The second point might comport with what Romney’s said all along. When he left BC, he did not pack up for good. He took a leave of absence. “Romney left the firm, retaining a financial interest in it,” wrote Michael Kranish and Scott Helman in The Real Romney, “and Bain Capital continued to thrive.” Instead of returning to BC after the Olympics, Romney ran for governor of Massachusetts. And then he quit.

So, who cares? The Romney campaign cares. Ever since the Bain attack resurfaced, it has been pointing to former BC executives and Fact Check websites that claimed Romney had no responsibility for what happened after February 1999. In June, the Romney campaign sent reporters a link to this FactCheck.org that knocked down Obama attacks by pointing out their dates.

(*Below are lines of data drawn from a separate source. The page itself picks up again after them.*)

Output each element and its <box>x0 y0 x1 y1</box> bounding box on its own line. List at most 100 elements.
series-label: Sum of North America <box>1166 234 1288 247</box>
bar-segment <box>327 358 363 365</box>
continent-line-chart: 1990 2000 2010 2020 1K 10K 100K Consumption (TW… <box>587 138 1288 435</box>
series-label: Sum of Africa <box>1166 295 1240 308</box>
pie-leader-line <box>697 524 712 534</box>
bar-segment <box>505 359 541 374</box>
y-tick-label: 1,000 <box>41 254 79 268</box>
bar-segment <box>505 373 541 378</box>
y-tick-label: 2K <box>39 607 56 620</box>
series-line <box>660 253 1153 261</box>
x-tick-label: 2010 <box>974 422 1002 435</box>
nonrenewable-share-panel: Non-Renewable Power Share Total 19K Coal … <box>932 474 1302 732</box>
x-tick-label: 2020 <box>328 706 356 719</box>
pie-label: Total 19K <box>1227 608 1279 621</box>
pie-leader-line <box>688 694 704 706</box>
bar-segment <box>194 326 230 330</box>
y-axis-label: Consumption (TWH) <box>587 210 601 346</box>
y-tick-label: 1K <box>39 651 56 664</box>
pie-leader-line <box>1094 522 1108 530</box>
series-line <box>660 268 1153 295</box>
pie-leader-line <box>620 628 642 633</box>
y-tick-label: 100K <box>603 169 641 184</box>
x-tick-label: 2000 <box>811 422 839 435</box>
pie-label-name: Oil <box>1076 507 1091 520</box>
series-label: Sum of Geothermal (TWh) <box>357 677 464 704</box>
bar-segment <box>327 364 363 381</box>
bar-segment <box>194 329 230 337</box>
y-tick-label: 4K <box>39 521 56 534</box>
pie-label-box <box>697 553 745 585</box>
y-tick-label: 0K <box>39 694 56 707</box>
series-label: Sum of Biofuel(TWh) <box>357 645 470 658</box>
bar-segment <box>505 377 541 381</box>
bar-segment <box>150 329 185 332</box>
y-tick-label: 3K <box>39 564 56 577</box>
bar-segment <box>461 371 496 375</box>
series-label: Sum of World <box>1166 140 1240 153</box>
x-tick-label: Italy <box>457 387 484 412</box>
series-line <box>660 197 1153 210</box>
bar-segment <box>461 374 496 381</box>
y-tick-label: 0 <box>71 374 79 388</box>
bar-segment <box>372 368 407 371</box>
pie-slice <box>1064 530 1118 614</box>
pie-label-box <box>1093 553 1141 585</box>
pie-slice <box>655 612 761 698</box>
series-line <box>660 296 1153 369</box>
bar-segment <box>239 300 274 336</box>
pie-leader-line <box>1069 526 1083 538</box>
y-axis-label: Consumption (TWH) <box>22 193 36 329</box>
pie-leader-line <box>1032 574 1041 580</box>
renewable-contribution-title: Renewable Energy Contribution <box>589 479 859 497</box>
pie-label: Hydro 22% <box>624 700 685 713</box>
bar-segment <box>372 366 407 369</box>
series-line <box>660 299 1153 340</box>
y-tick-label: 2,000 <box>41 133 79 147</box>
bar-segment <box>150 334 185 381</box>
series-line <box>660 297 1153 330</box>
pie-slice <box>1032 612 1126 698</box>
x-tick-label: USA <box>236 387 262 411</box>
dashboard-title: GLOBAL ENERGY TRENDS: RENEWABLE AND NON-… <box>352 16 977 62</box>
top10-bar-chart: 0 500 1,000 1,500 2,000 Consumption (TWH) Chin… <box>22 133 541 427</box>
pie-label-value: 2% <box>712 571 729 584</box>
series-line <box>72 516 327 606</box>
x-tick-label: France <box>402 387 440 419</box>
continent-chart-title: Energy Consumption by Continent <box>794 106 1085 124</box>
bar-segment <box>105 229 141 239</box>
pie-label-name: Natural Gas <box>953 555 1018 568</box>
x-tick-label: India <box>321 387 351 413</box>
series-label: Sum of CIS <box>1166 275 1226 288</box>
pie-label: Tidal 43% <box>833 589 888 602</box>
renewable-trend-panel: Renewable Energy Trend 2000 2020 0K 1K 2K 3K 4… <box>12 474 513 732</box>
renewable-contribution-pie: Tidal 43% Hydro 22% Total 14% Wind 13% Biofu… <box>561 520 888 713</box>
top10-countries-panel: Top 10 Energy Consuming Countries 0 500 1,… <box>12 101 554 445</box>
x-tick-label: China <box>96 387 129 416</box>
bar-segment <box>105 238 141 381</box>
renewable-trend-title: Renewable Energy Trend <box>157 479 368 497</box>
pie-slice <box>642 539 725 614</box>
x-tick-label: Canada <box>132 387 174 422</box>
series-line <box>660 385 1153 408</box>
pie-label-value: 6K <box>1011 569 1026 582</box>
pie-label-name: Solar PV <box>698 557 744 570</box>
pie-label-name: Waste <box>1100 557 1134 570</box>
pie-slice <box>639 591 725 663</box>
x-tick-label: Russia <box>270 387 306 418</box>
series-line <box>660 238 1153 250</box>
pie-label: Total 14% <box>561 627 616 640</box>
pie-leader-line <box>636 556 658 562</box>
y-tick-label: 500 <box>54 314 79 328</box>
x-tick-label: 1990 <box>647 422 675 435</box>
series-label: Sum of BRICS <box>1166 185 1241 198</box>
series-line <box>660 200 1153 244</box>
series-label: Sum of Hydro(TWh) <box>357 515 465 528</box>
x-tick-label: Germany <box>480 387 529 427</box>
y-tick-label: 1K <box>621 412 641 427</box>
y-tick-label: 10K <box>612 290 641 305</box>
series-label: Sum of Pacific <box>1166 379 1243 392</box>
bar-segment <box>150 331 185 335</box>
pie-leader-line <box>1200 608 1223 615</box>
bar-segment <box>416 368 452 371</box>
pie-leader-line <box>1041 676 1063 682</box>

One fiendish BC move that made it into an Obama ad happened on “Aug. 5, 1999; Romney became president of the Olympic Committee in February of that year.” Etc.

How does the campaign explain the old relationship? They point us to Fortune magazine, the receipient of freshly leaked June 2000/September 2000 BC documents.

[It] lists 18 managers of the private equity fund. Mitt Romney is not among them. Same goes for an affiliated co-investment fund, whose private placement memorandum is dated September 2000.

Then there is Bain Capital Venture Fund – the firm’s first dedicated venture capital effort – whose private placement memorandum is dated January 2001. Romney also isn’t listed among its “key investment professionals,” or as part of its day-to-day operations or investment committee.

Sure, Romney’s name appeared on Bain’s SEC filings. But he didn’t make Bain’s decisions. He only benefited financially from them. Now you see why the Obama campaign thinks it can drag this out over weeks and months. Explaining why Romney himself wasn’t really CEO during his leave of absence (when he was trying to save the American Olympics, for Pete’s sake!) involves explaining some complicated corporation-fu. In the meantime, the Obama campaign can use “outsource” in every other graf of its press releases, and ignore the Fact-Check squads.